In stating the above, it does not mean that I’ve wiped my husband out of the home. There are photos and other special memories tucked away that I can enjoy when I want to do so. No shrine.
Stare it all down. If we’re not willing to look at something, we need to as ourselves why we’re avoiding doing so. If we’re in a rush to explore everything, why is it a rush? Would allowing time and a gentle approach serve us better? There are some realities that we’re forced into dealing with, and meeting them with courage rather than denial does wonders for us and others. Denial, in its own way, is a shrine to the unknown.
Recognize that if you listen to your heart, your head, and your gut, you will gain insights into the when and the how of looking at issues. You will also have a better sense of when you are stuck and need to seek help in moving forward to the place where you become unstuck. For most people, the process of looking at it all and facing the reality of whatever loss it is seems to be the most difficult. We’re not animals who are designed to move on. We’re humans, and we function differently than out pets, who may remember and miss their pet housemates or human companions, but who will move on as the scent fades with time. We’re wired to remember, and we should!
Speak the person’s name!
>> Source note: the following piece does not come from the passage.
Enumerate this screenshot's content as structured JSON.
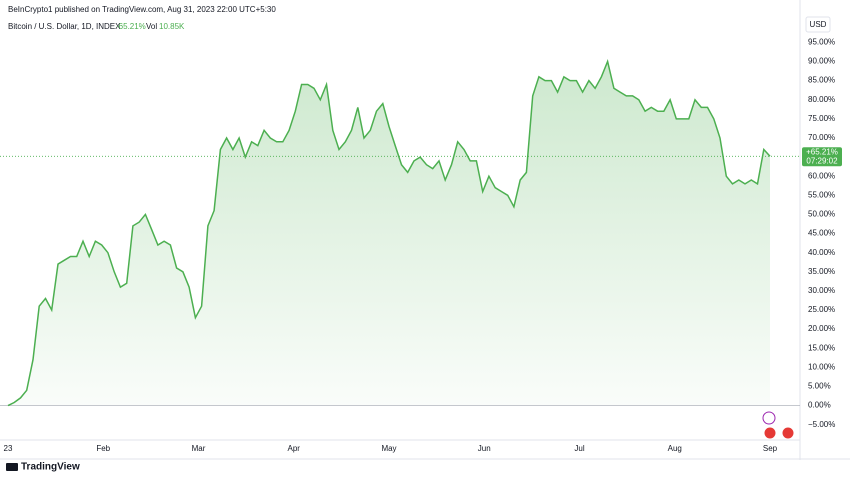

Speaking of memories and uttering their name is a good, healthy thing. Burying the person is one thing and keeping them alive in a healthy way is another area of work. Out of sight is not out of mind. Talking helps us all process the loss.
There will come a time when you will be able to remember and reframe the relationship that was lost in a better and clearer manner. Allowing for gentle time, courage, and uncertainty as to when it will all come together is key in moving on. Yes, I miss him in a different way now, and it is both sad and good at the same time.